A broken watch picked up for £10 at a car boot sale has sold at auction for £46,000.
The Rolex was discovered in a drawer by the late bargain-hunter's son, who was expecting it to sell for £500.
But the watched turned out to be a rare Rolex 17 Rubis Panerai 3636 watch - one of only 618 ever made - which were supplied during the Second World War to the Italian Navy.
They were issued to 'human torpedoes' - divers riding underwater missiles with a detachable warhead that could be used as a timed limpet mine on enemy ships.
The watches have a luminous dial to allow the divers to read them at night.
"It came to us on a valuation day by a chap with it in his pocket. The wind-up mechanism didn't work properly and so wasn't in perfect condition," Niall Williams, who sold the watch at auctioneers Wright Marshall in Cheshire, tells the Daily Mail.
"But we had a lot of interest in it and 10 phone lines taken up by bidders. When I told the vendor afterwards it sold for £46,000 he thought I had said £4,000 to £6,000 and I had to repeat it three times before he believed me."
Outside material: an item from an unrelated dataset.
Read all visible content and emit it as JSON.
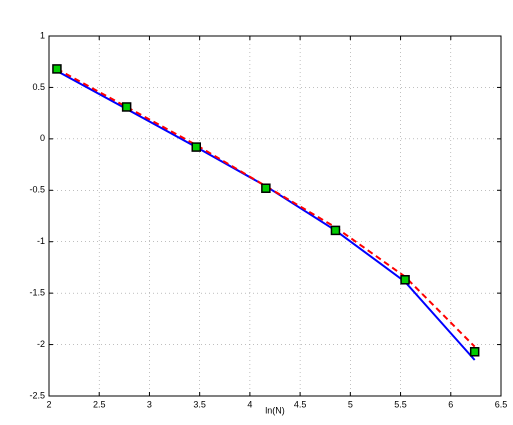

Rolex is one of the most recognisable watch brands in the world, and its vintage watches tend to make much better investments than average. They aren't always as expensive as you might think, with some models changing hands for as little as £3,000.
The vale depends on the particular model, with rarer watches generally being worth more. The serial number will reveal the year of manufacture, the material and the movement, all of which affect the price.
The materials of the bracelet, dial, and bezel also influence the value: as you'd expect, platinum versions are worth more than gold, and some models are studded with diamonds.
The condition, too, is obviously important, and the original box and papers will bump up the price.
The most expensive Rolex ever to be sold was a stainless steel Daytona 6263 Albino - one of only four known examples, which formerly belonged to Eric Clapton. It went for £909,000 last year.